Filio Schiavina (author)  AndréC1615 months ago
Thank you for the appreciation. I am glad to find that you also tried out this solution.
I must admit that I haven't really tried this solution with minus (-) power lenses because I use plus (+) power lenses.
Moreover, with minus power lenses you would not really need the lenses to be movable, as you would use them continuously, in the same position during all of the dive.
Whereas with plus power lenses, it is convenient to get the lenses out of the way sometimes or to move the lenses in the most convenient position; for example when taking photos it is convenient to have the lenses right in front of the eye so that one can see the camera clearly. In such cases, with plus power lenses, gluing them is inconvenient. I guess that we each have to find solution that is most suitable :-)
DyumanA5 months ago
Fantastic idea! Great detailed documentation and a fabulous introduction into photogrammetry! This is just what im looking for. Keep up the great work :)

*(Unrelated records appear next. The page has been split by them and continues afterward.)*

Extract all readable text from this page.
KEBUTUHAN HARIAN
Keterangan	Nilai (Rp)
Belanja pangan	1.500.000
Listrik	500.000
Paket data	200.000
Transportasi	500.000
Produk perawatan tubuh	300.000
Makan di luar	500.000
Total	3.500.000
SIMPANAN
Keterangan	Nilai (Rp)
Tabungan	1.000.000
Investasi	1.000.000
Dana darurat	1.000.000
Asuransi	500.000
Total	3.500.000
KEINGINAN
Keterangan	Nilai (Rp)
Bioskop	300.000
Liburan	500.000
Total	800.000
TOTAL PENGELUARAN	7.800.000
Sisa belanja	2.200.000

Filio Schiavina (author)  DyumanA5 months ago
Thanks for the appreciation! :-)
ShambhaviD15 months ago
Great job with extremely well detailed images that give a superb step by step guide! Wonderful project and overall this mask looks to be a brilliant addition to the world of diving. Voted!
Filio Schiavina (author)  ShambhaviD15 months ago
Thank you for the appreciation and especially the generous vote! It has made my diving experience much more pleasant and I hope that will help others too.
Craftcorner5 months ago
Oh wow this is fantastic! Great idea and execution!